Note: I am adding to this list as i think of things. So you may want to re-read it in case i have added more since you read it last.
Questions- Have you got any units back that a client says don't work? If so do they work for you or are they dead.
- Is your QC test automated? If so are you sure it is not faulty and letting dead units out the door? Maybe a manual test is needed so you know for sure all units leaving you are 100% working.
- Is there anything unusual about your location or places you ship to. Some places irradiated all their mail with high energy x-rays and this can destroy electronics.
- Does the MCU/software system interface/talk-to something that is different in different parts of the world. Here's examples of what i mean. Maybe bluetooth to a phone or maybe comms to a desktop PC app. Maybe some people have their phone/desktop set to a different timezone/country/language and may your app is incompatible with this.
- Do you have the sourcecode to your ATMega or does the freelancer hold that?
Few possibilities i can think of.
- Are users connecting the battery around the wrong way and damaging the device. (9V around wrong way for a split sec, that sort of thing)
- Do you have any floating inputs pins on the MCU? Maybe the code only works if an input is read as either low or high but it keeps changing with ambient noise. When built it might stay in one state but in noise environments maybe it floats to high and stops the code running. (Floating inputs should have MCU pullups enabled in software but maybe they are not set in your code?)
- Have you tried powering the device from 4.5V and with lets say 50mA current limit. Not all USB ports are created equal. Maybe your product is quite critical on power and not all USB ports can power it.
- Where are you getting your parts from, maybe you are getting lots of fake ICs
- Could be a PCB track routing issue where tracks run too close to a hole or board edge and sometimes get cut by the drill/router. etc Some PCBs work, some don't, some intermittent.
- Are you sure you have the ATmega Fuse Bits set correctly, maybe the startup delay, brownout detector or crystal settings are wrong and this is making it run intermittently.
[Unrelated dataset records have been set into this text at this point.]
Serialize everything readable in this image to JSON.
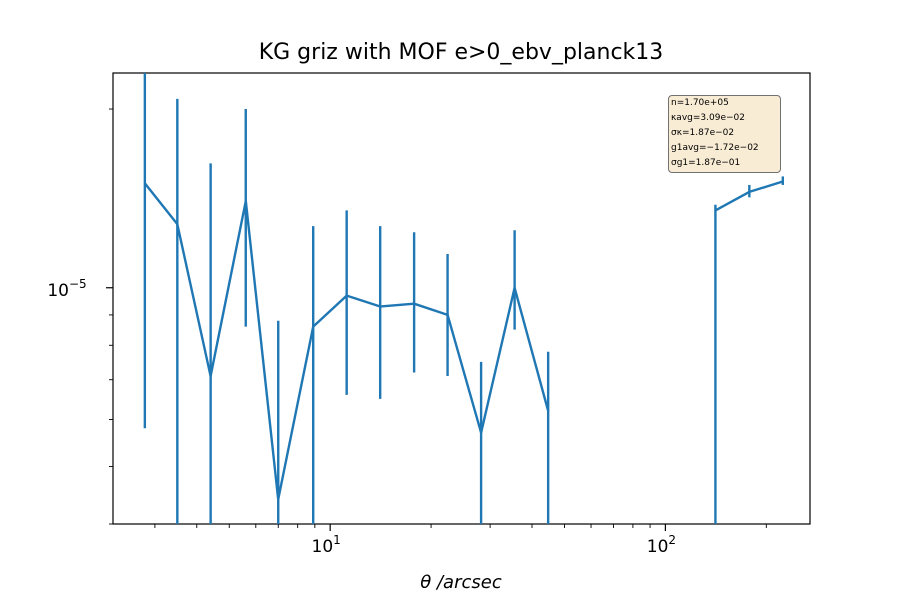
{
  "chart_data": {
    "type": "line",
    "title": "KG griz with MOF e>0_ebv_planck13",
    "xlabel": "θ /arcsec",
    "ylabel": "",
    "xscale": "log",
    "yscale": "log",
    "xlim": [
      2.25,
      270
    ],
    "ylim": [
      4e-06,
      2.3e-05
    ],
    "x_ticks": [
      {
        "base": "10",
        "exp": "1",
        "value": 10
      },
      {
        "base": "10",
        "exp": "2",
        "value": 100
      }
    ],
    "y_ticks": [
      {
        "base": "10",
        "exp": "−5",
        "value": 1e-05
      }
    ],
    "grid": false,
    "line_color": "#1f77b4",
    "series": [
      {
        "segments": [
          [
            {
              "x": 2.8,
              "y": 1.5e-05,
              "ylo": 5.8e-06,
              "yhi": 2.45e-05
            },
            {
              "x": 3.5,
              "y": 1.28e-05,
              "ylo": 4e-06,
              "yhi": 2.08e-05
            },
            {
              "x": 4.4,
              "y": 7.1e-06,
              "ylo": 4e-06,
              "yhi": 1.62e-05
            },
            {
              "x": 5.6,
              "y": 1.4e-05,
              "ylo": 8.6e-06,
              "yhi": 2e-05
            },
            {
              "x": 7.0,
              "y": 4.4e-06,
              "ylo": 4e-06,
              "yhi": 8.8e-06
            },
            {
              "x": 8.9,
              "y": 8.6e-06,
              "ylo": 4e-06,
              "yhi": 1.27e-05
            },
            {
              "x": 11.2,
              "y": 9.7e-06,
              "ylo": 6.6e-06,
              "yhi": 1.35e-05
            },
            {
              "x": 14.1,
              "y": 9.3e-06,
              "ylo": 6.5e-06,
              "yhi": 1.27e-05
            },
            {
              "x": 17.8,
              "y": 9.4e-06,
              "ylo": 7.2e-06,
              "yhi": 1.24e-05
            },
            {
              "x": 22.4,
              "y": 9e-06,
              "ylo": 7.1e-06,
              "yhi": 1.14e-05
            },
            {
              "x": 28.2,
              "y": 5.7e-06,
              "ylo": 4e-06,
              "yhi": 7.5e-06
            },
            {
              "x": 35.5,
              "y": 1e-05,
              "ylo": 8.5e-06,
              "yhi": 1.25e-05
            },
            {
              "x": 44.7,
              "y": 6.2e-06,
              "ylo": 4e-06,
              "yhi": 7.8e-06
            }
          ],
          [
            {
              "x": 141,
              "y": 1.35e-05,
              "ylo": 4e-06,
              "yhi": 1.38e-05
            },
            {
              "x": 178,
              "y": 1.45e-05,
              "ylo": 1.42e-05,
              "yhi": 1.49e-05
            },
            {
              "x": 224,
              "y": 1.51e-05,
              "ylo": 1.49e-05,
              "yhi": 1.54e-05
            }
          ]
        ]
      }
    ],
    "annotations": [
      "n=1.70e+05",
      "κavg=3.09e−02",
      "σκ=1.87e−02",
      "g1avg=−1.72e−02",
      "σg1=1.87e−01"
    ],
    "annotation_placement": "top-right"
  }
}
- Does the product have protection from ESD or PSU spikes, like a TVS? Does the product get used in a location where it might need this. etc automotive/industrial
- How are you programming the MCUs? I one had a crappy USBASP programmer that would brick 2 our of 5 AVRs it flashed. Not sure why, maybe clock was out of spec and kept erasing fuse bits.
- Does your MCU programming system include a verify check?
- There is one AVR MCU, cant remember which, that comes with fuse bit set to put it into a compatibility mode where it pretends to be a different AVR chip. Some of the IO/peripherals don't work until you get it out of that mode.
(my guess is they have a supply agreement to sell a compatibly chip for 25 years for MIL/MED/AERO)
EDIT: All ATMega128 pretend to be a ATMega103 until you change the M103C fuse bit
And once the PCBs arrived, none of them would allow me to burn the boot loader onto the ATMEGA via the programming header.
Had to pull all the ATMEGAs off and flash them in a socket.
Put them back on and 90% of the boards I made just don't work as expected.
This makes me lean towards a PCB/SCH issue.
Are you using MISO MOSI SCK pins for anything else other than programming?
You can use them for other things too, but you need to make sure you don't load the lines so much that programming is effected.
It can become intermittent if you load them or have caps on the line to gnd.
Also, grab one of those boards that doesn't program and use DMM to check the tracks between the programming header pins GND VCC MOSI MISO SCK RESET and the ATmega pads for those pins. Also check none are shorted together.
Help- Are your PCB files in Altium? if so i'm happy to take a look at your SCH/PCB/CODE and see if i can spot any potential problems.